Technical Defects in Instruments Conveying Real Property

In 2007, legislation was passed relating to technical defects in instruments conveying real property. This bill lowers the amount of time from four years to two years that a technical defect in an instrument of conveyance may cause a right of action. It also clarifies what constitutes a defective acknowledgment. This will help us clear up some liabilities and problems with technically defective instruments in title examinations. Effective September 1, 2007.

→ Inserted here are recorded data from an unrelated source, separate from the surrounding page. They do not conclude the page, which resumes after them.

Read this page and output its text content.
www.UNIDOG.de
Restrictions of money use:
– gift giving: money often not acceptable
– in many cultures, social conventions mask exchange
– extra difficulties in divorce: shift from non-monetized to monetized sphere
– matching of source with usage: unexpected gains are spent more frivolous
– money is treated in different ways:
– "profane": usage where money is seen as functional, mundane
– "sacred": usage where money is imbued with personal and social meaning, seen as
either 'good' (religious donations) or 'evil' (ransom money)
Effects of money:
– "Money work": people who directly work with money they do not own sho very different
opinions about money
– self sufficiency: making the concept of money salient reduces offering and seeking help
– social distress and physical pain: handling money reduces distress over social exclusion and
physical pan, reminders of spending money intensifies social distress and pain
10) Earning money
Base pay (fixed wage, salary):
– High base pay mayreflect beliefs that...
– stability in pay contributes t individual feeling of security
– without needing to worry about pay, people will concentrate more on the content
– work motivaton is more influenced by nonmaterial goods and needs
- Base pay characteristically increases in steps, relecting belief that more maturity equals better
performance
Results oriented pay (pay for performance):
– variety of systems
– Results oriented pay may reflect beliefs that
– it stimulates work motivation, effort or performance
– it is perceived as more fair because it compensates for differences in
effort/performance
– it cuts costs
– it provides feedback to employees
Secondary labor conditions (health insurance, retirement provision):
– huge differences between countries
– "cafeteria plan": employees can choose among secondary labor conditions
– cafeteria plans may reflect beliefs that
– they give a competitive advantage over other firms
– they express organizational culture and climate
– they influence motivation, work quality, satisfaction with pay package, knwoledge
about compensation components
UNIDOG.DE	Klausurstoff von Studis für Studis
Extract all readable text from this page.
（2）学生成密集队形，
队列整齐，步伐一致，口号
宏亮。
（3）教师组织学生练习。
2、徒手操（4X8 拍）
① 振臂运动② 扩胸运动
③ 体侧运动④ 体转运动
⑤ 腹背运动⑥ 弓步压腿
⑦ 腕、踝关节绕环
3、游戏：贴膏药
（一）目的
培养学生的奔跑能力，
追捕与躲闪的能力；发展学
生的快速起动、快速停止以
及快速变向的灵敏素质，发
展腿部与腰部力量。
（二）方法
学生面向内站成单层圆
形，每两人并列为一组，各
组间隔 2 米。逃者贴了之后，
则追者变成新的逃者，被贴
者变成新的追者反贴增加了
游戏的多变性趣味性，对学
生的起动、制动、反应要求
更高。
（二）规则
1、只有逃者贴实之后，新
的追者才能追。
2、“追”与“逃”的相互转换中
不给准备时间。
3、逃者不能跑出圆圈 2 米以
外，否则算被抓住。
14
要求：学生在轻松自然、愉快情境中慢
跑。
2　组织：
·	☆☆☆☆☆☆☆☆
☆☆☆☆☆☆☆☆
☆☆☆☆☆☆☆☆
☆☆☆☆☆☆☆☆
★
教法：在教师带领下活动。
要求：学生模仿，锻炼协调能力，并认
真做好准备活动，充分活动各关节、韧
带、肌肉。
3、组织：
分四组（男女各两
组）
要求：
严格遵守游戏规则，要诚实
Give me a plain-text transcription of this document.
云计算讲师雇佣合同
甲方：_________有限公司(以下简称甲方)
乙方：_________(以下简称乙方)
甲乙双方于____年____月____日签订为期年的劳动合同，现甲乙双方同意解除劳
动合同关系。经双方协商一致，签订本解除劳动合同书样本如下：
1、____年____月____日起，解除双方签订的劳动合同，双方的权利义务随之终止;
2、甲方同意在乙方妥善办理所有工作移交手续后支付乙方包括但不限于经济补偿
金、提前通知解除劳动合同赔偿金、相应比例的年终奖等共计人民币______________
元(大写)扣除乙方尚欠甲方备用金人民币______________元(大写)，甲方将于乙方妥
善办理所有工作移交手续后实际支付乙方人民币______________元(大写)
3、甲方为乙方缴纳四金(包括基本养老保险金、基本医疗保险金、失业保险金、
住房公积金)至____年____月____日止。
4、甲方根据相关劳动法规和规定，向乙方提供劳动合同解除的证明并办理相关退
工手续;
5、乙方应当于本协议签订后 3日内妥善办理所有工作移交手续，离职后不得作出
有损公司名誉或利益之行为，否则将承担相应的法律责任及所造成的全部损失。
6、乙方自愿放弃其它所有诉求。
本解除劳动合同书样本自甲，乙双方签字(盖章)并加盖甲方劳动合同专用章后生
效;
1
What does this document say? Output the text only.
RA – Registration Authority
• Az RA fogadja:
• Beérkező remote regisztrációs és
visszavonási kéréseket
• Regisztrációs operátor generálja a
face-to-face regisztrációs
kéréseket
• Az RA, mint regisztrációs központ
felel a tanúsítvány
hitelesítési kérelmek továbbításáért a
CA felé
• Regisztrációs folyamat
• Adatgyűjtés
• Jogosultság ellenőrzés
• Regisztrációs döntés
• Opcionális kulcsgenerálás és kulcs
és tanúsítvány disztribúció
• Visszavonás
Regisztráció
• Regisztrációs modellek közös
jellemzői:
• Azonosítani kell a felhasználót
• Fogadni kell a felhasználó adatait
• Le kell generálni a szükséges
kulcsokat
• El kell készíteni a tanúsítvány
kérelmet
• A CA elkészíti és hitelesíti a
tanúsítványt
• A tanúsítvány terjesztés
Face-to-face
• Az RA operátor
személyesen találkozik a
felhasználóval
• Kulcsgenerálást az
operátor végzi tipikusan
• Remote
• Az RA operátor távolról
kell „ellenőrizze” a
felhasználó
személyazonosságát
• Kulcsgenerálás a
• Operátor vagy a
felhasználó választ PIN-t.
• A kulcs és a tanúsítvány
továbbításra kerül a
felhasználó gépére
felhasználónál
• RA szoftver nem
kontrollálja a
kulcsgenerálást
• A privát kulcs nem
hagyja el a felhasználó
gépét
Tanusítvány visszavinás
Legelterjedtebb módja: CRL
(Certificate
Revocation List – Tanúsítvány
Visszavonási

The following is the list of technical defects corrected by the passage of time:

1) lack of the signature of a proper corporate officer, partner, or company officer, manager, or member (missing signature of entity officials);

(2) lack of a corporate seal;

(3) failure of the record to show the corporate seal used;

(4) failure of the record to show authority of the board of directors or stockholders of a corporation, partners of a partnership, or officers, managers, or members of a company (example: lack of recorded corporate or other resolutions);


(5) execution and delivery of the instrument by a corporation, partnership, or other company that had been dissolved, whose charter had expired, or whose franchise had been canceled, withdrawn, or forfeited (example: deed from entity no longer authorized);

(6) acknowledgment of the instrument in an individual, rather than a representative or official, capacity (example: use acknowledgement form for individual not entity);

7) execution of the instrument by a trustee without record of the authority of the trustee or proof of the facts recited in the instrument (example: dry trust);

(8) failure of the record or instrument to show an acknowledgment or jurat that complies with applicable law (Example: wrong or improper acknowledgement form used); or

(9) wording of the stated consideration that may or might create an implied lien in favor of the grantor.

Changes/actions required: If your search and examination of the title discovers a technical defect set out above in a document that has been recorded longer than 2 years (from the date of recording), you need not require a correction document be executed or recorded.